Courtesy Scott Christopher
Scott Christopher had 10 minutes to live when he fell on a glass bottle during a baseball game as a 6-year-old. He cut arteries and tendons in his right hand, rendering him unable to pick up a baseball. Still passionate about the sport, Christopher was determined to overcome his injuries and continue playing. He recounts this experience and his rise to professional baseball as an MVP with the Baltimore Orioles following the incident in his 2023 memoir Baseball, Art and Dreams. Christopher will give an author talk and book signing from 1 to 4 pm, March 30 at High Noon General Store (213 Galisteo St. highnoongeneralstore.com) The following interview has been edited for clarity and concision. (Evan Chandler)
What can people who attend the event expect?
There will be Cracker Jacks. Just come on and get your Cracker Jacks and visit. But my intention and hope and dream is that anyone who reads my book…will come out with at least one tool that’s going to add to their enlightenment. My hope is that they will come and visit.
In my talk, I’m just going to highlight what it takes. And there’s different ways. I’ve always thought that the enlightenment of the individual is the center of this medicine wheel, which is yours. It’s not that there’s a set way, but it’s going to show that it’s possible because it shouldn’t have been possible. The guests that come to my talk are going to get an insider view of the book and the game. They will leave knowing that dreams are real, and they will find moments in my talk that they can apply to themselves. I’m using baseball as a metaphor, and people love baseball. They can go, ‘Well, hmm, that’s something to accomplish what he did with a very handicapped hand.’
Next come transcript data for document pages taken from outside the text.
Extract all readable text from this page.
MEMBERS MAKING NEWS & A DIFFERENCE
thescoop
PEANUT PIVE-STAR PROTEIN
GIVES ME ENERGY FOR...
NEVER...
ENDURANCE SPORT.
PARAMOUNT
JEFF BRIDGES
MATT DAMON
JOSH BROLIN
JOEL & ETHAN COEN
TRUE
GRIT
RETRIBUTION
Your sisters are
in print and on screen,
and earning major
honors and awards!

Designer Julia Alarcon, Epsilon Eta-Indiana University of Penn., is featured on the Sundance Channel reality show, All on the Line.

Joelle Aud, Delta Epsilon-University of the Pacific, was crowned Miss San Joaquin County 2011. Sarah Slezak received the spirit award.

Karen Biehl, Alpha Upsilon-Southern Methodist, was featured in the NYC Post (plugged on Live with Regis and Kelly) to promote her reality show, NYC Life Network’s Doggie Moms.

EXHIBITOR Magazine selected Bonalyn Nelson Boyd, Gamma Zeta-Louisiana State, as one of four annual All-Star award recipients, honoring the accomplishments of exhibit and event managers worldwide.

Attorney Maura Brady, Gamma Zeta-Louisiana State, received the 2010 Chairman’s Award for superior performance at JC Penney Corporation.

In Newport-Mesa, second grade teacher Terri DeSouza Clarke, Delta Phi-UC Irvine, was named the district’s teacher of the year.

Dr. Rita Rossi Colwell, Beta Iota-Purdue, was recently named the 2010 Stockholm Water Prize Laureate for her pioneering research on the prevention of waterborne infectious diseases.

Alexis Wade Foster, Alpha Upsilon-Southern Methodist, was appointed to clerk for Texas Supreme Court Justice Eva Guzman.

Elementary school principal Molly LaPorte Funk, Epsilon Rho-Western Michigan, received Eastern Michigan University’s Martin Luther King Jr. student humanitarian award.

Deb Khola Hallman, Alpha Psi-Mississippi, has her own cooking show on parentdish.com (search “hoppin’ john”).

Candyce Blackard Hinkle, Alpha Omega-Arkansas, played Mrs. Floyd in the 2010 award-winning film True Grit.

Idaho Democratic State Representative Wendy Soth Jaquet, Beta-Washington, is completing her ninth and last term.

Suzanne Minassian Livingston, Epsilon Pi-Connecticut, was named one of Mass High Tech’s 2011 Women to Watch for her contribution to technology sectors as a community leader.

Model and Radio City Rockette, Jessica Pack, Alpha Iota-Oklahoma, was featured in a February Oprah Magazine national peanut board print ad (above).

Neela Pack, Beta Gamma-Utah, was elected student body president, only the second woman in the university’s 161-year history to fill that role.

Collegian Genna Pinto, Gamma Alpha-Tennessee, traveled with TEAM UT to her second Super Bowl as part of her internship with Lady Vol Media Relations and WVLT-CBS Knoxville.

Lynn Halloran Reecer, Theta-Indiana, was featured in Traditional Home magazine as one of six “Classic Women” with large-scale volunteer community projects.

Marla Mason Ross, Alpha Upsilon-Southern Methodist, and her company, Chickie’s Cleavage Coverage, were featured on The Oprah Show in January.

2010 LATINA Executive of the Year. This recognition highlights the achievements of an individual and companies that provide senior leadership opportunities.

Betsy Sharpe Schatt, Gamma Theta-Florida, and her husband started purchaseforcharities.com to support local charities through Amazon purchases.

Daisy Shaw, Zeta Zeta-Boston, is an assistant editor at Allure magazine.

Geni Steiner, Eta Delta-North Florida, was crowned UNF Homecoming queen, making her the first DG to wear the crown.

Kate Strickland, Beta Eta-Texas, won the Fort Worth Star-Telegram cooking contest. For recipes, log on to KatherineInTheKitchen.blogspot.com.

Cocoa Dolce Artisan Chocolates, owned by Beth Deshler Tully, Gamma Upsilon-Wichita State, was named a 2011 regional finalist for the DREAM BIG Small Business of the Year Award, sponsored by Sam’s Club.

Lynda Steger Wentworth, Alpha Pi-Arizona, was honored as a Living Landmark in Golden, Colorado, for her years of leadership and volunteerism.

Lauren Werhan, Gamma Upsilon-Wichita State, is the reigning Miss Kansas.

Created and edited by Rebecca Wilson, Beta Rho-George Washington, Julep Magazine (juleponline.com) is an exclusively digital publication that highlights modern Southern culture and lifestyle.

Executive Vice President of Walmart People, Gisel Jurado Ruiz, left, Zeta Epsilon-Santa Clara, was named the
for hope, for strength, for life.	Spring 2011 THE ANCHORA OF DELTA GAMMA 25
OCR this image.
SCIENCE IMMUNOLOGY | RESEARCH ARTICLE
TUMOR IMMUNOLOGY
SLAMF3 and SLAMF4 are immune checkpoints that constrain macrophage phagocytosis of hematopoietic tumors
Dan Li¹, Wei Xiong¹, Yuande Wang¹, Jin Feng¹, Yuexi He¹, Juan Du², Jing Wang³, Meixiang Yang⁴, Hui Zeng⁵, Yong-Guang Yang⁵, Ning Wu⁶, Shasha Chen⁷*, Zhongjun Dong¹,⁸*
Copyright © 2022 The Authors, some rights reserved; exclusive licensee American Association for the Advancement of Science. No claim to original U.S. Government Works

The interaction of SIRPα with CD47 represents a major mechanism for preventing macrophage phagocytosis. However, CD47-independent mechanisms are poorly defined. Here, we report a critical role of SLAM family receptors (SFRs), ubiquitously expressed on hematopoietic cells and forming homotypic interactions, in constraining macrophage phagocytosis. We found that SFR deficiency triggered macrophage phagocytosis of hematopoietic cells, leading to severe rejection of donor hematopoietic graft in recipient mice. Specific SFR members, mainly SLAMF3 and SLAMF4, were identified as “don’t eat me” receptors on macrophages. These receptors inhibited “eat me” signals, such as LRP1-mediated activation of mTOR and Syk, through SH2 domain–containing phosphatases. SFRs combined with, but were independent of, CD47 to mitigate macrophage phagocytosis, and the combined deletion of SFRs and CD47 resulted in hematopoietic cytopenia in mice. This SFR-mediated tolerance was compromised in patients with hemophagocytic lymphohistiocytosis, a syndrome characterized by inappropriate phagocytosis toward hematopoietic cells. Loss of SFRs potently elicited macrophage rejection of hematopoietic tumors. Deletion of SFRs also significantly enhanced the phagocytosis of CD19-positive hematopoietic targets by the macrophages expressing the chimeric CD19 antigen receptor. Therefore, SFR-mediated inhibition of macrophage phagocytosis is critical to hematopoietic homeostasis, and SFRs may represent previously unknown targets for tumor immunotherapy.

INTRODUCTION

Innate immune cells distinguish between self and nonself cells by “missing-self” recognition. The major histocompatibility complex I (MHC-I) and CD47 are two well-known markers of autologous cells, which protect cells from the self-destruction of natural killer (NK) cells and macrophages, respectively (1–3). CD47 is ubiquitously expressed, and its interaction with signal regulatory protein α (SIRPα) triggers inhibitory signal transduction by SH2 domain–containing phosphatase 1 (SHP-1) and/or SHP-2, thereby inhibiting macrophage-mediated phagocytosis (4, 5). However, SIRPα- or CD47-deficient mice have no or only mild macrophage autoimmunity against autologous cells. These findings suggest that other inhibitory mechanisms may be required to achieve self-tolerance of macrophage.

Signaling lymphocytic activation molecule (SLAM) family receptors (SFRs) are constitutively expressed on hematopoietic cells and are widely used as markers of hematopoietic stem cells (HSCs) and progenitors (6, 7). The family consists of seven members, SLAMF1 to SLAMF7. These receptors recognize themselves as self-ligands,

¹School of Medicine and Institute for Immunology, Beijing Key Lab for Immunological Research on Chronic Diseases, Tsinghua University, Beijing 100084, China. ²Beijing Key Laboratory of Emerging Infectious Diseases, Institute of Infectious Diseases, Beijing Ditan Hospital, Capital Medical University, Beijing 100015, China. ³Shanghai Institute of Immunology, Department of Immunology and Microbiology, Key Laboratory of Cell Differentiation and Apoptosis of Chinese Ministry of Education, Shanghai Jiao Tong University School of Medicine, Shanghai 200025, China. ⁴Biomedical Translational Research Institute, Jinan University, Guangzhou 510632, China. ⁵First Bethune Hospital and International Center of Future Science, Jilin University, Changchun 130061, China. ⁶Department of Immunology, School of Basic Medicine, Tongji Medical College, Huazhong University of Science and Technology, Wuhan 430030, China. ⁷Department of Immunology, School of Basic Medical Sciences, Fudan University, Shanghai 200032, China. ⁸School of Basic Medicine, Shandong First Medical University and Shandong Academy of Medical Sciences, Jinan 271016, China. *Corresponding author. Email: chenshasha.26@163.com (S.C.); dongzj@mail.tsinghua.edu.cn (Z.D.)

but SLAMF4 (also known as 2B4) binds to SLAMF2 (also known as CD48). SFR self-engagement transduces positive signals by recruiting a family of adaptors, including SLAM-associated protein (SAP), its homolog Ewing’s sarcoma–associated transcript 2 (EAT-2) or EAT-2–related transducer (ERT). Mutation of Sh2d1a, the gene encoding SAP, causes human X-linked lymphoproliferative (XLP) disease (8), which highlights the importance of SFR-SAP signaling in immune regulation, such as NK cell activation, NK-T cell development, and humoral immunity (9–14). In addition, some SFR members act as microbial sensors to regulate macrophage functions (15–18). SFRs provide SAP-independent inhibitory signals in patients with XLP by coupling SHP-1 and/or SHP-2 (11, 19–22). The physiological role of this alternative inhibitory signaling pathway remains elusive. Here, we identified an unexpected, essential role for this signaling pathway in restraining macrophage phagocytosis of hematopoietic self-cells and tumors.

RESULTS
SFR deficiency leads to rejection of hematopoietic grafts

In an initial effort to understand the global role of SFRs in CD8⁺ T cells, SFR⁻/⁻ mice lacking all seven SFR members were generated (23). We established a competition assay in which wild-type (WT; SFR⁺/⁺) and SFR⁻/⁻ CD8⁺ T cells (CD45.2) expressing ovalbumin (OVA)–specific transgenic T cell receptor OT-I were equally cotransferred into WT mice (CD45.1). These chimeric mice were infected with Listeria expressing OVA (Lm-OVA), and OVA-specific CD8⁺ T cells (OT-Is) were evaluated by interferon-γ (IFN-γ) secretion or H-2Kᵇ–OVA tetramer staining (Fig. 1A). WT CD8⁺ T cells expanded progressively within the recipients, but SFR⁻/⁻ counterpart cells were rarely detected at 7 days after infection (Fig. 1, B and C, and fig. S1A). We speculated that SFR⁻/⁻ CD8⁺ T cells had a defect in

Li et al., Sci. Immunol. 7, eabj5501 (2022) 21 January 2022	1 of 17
I imagine after you had tripped and fallen on that bottle, you probably weren’t immediately thinking you were going to be a one-in-a-million case. How does one overcome a major setback and still continue to aim higher?
You have to take what life hands you. We’re all given different hands, and some of those gut punches just send you to the canvas. One of the constants in life is change. I couldn’t throw a baseball for two years and playing the game of baseball was basically off the table. And it was something that I loved. I loved athletics and I loved competing. It was just something within me. In rehabilitation, there was so much that my parents had to do, and they were so committed to bringing my hand back to where I could basically use it. There will be these moments in life we all have—whether or not you recognize them is a different story—but the dream I have with my book is that people will become inspired. They can have a handicap and live their dream. They can have dreams and put them in the drawer for a while. They can come up with new dreams. There is absolutely no benchmark.
You make several references in your book to baseball as a ‘magic art.’ What specific elements of the sport appear artistic to you?
To start, the architecture of the stadiums. I would just study them and I would see these different things. You’d have negative space and beautiful structures and the seats and the field itself. My art is abstract and intuitive. It’s a real range, but I do like to put in geometrics and abstracts, and the way a field was designed always intrigued me…In baseball, it’s even in the human part—in what you have to do as an athlete. There are so many players, and there’s so much strategy. There’s a very magical artistic piece to all sports, but in baseball, it was heightened because you got a guy on the mound, he’s coming in and you’ve got to make instantaneous decisions. You’ve got to pick up the rotation. So it’s all art.